The Great Depression and the New Deal
During the earliest days of the Great Depression union activity came to a standstill. With many men out of work and the economy in near total collapse union membership began to lag, since so many men could not afford to pay their membership fees and dues. Contrary to common belief today, the Hoover administration was not inactive regarding the depression nor towards organized labor during the depression, and in 1932 passed legislation which was pro-union. Among these was an act which prohibited the sort of injunction which had made the Great Railroad Strike of 1922 illegal. The act applied to the federal judiciary. Soon states passed similar laws.
Hoover also made it illegal for employers to demand prospective employees sign a promise that they would not join a union, known as a yellow dog contract. These two actions had been pushed by the AFL in Congress for years, and signified its growing political power. When Democrat Franklin D. Roosevelt entered the Presidency, the AFL flexed its growing muscle, and the result of the lobby and the Democratic input was the National Industrial Recovery Act, which gave workers the right to organize and denied their employers the right to refuse to bargain with them, as well as made coercion and other intimidation of workers illegal.
By 1936 membership in the AFL was over 3.4 million. The AFL still supported the organization of unions by crafts rather than by industry. For example, electricians within the automotive industry were in the craft electrician unions, rather than in the automotive industry unions. By 1936 there was sufficient opposition to this approach for the formation of the Committee for Industrial Organization, which later changed its name to the Congress of Industrial Organizations. In 1938 the AFL and the CIO separated and they became rivals for membership, though both labor organizations supported the Democratic Party and Franklin Roosevelt.
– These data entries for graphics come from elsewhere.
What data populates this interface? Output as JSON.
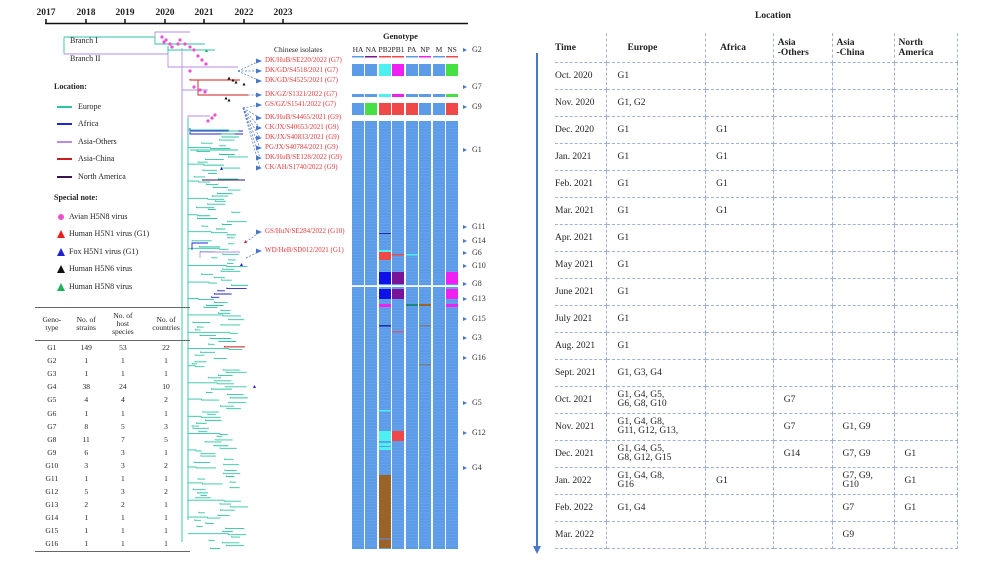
{
  "timeline": {
    "years": [
      "2017",
      "2018",
      "2019",
      "2020",
      "2021",
      "2022",
      "2023"
    ]
  },
  "branches": {
    "branch1": "Branch I",
    "branch2": "Branch II"
  },
  "legend": {
    "location_title": "Location:",
    "locations": [
      {
        "label": "Europe",
        "color": "#2ec4a4"
      },
      {
        "label": "Africa",
        "color": "#2424c8"
      },
      {
        "label": "Asia-Others",
        "color": "#b48ee6"
      },
      {
        "label": "Asia-China",
        "color": "#c81e1e"
      },
      {
        "label": "North America",
        "color": "#3a1450"
      }
    ],
    "special_title": "Special note:",
    "special": [
      {
        "label": "Avian H5N8 virus",
        "shape": "circle",
        "color": "#f050d0"
      },
      {
        "label": "Human H5N1 virus (G1)",
        "shape": "triangle",
        "color": "#e81e1e"
      },
      {
        "label": "Fox H5N1 virus (G1)",
        "shape": "triangle",
        "color": "#2020d0"
      },
      {
        "label": "Human H5N6 virus",
        "shape": "triangle",
        "color": "#111111"
      },
      {
        "label": "Human H5N8 virus",
        "shape": "triangle",
        "color": "#20b060"
      }
    ]
  },
  "isolates": {
    "title": "Chinese isolates",
    "items": [
      "DK/HuB/SE220/2022 (G7)",
      "DK/GD/S4518/2021 (G7)",
      "DK/GD/S4525/2021 (G7)",
      "DK/GZ/S1321/2022 (G7)",
      "GS/GZ/S1541/2022 (G7)",
      "DK/HuB/S4465/2021 (G9)",
      "CK/JX/S40653/2021 (G9)",
      "DK/JX/S40833/2021 (G9)",
      "PG/JX/S40784/2021 (G9)",
      "DK/HuB/SE128/2022 (G9)",
      "CK/AH/S1740/2022 (G9)",
      "GS/HuN/SE284/2022 (G10)",
      "WD/HeB/SD012/2021 (G1)"
    ]
  },
  "genotype_panel": {
    "title": "Genotype",
    "genes": [
      "HA",
      "NA",
      "PB2",
      "PB1",
      "PA",
      "NP",
      "M",
      "NS"
    ],
    "base_color": "#5b9be8",
    "marker_colors": {
      "cyan": "#4cf0f0",
      "magenta": "#f020f0",
      "green": "#44e044",
      "red": "#f04848",
      "blue": "#1010e8",
      "purple": "#7a129a",
      "teal": "#1a8a7a",
      "brown": "#9a6428",
      "navy": "#1a2aa8",
      "grey": "#7a7a8a"
    },
    "labels": [
      "G2",
      "G7",
      "G9",
      "G1",
      "G11",
      "G14",
      "G6",
      "G10",
      "G8",
      "G13",
      "G15",
      "G3",
      "G16",
      "G5",
      "G12",
      "G4"
    ]
  },
  "genotype_table": {
    "headers": [
      "Geno-\ntype",
      "No. of\nstrains",
      "No. of\nhost\nspecies",
      "No. of\ncountries"
    ],
    "rows": [
      [
        "G1",
        "149",
        "53",
        "22"
      ],
      [
        "G2",
        "1",
        "1",
        "1"
      ],
      [
        "G3",
        "1",
        "1",
        "1"
      ],
      [
        "G4",
        "38",
        "24",
        "10"
      ],
      [
        "G5",
        "4",
        "4",
        "2"
      ],
      [
        "G6",
        "1",
        "1",
        "1"
      ],
      [
        "G7",
        "8",
        "5",
        "3"
      ],
      [
        "G8",
        "11",
        "7",
        "5"
      ],
      [
        "G9",
        "6",
        "3",
        "1"
      ],
      [
        "G10",
        "3",
        "3",
        "2"
      ],
      [
        "G11",
        "1",
        "1",
        "1"
      ],
      [
        "G12",
        "5",
        "3",
        "2"
      ],
      [
        "G13",
        "2",
        "2",
        "1"
      ],
      [
        "G14",
        "1",
        "1",
        "1"
      ],
      [
        "G15",
        "1",
        "1",
        "1"
      ],
      [
        "G16",
        "1",
        "1",
        "1"
      ]
    ]
  },
  "location_table": {
    "title": "Location",
    "headers": [
      "Time",
      "Europe",
      "Africa",
      "Asia\n-Others",
      "Asia\n-China",
      "North\nAmerica"
    ],
    "rows": [
      [
        "Oct. 2020",
        "G1",
        "",
        "",
        "",
        ""
      ],
      [
        "Nov. 2020",
        "G1, G2",
        "",
        "",
        "",
        ""
      ],
      [
        "Dec. 2020",
        "G1",
        "G1",
        "",
        "",
        ""
      ],
      [
        "Jan. 2021",
        "G1",
        "G1",
        "",
        "",
        ""
      ],
      [
        "Feb. 2021",
        "G1",
        "G1",
        "",
        "",
        ""
      ],
      [
        "Mar. 2021",
        "G1",
        "G1",
        "",
        "",
        ""
      ],
      [
        "Apr. 2021",
        "G1",
        "",
        "",
        "",
        ""
      ],
      [
        "May 2021",
        "G1",
        "",
        "",
        "",
        ""
      ],
      [
        "June 2021",
        "G1",
        "",
        "",
        "",
        ""
      ],
      [
        "July 2021",
        "G1",
        "",
        "",
        "",
        ""
      ],
      [
        "Aug. 2021",
        "G1",
        "",
        "",
        "",
        ""
      ],
      [
        "Sept. 2021",
        "G1, G3, G4",
        "",
        "",
        "",
        ""
      ],
      [
        "Oct. 2021",
        "G1, G4, G5,\nG6, G8, G10",
        "",
        "G7",
        "",
        ""
      ],
      [
        "Nov. 2021",
        "G1, G4, G8,\nG11, G12, G13,",
        "",
        "G7",
        "G1, G9",
        ""
      ],
      [
        "Dec. 2021",
        "G1, G4, G5,\nG8, G12, G15",
        "",
        "G14",
        "G7, G9",
        "G1"
      ],
      [
        "Jan. 2022",
        "G1, G4, G8,\nG16",
        "G1",
        "",
        "G7, G9,\nG10",
        "G1"
      ],
      [
        "Feb. 2022",
        "G1, G4",
        "",
        "",
        "G7",
        "G1"
      ],
      [
        "Mar. 2022",
        "",
        "",
        "",
        "G9",
        ""
      ]
    ],
    "arrow_color": "#4a78c8"
  }
}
John L. Lewis was the first president of the CIO and he used money from his United Mine Workers, which he brought into the CIO, to fund recruiting drives in the auto industry, oil industry, steel, and textiles. The CIO grew rapidly, and as it did it encouraged its members to support FDR with their votes, while the union supported him with its money. In 1936-37 the CIO successfully brought unionization to General Motors and most of the auto industry, though Ford would not yield for several years. The auto industry emerged from World War II with many new factories and industries, birthed to support the war effort.
As the labor unions grew in membership, political influence, and financial power they found within themselves was targeted by other groups. One was a free press investigating increasingly rumored and later confirmed incidents of corruption within the unions. Another was organized crime. Government investigations into the latter frequently led them to links within the labor movement. Despite organized labor’s overwhelming support of the war effort during World War II there was still a perception of anti-labor groups that it was supportive of communism in the United States. In the early days of television these links were explored by Congressional committees with Americans watching.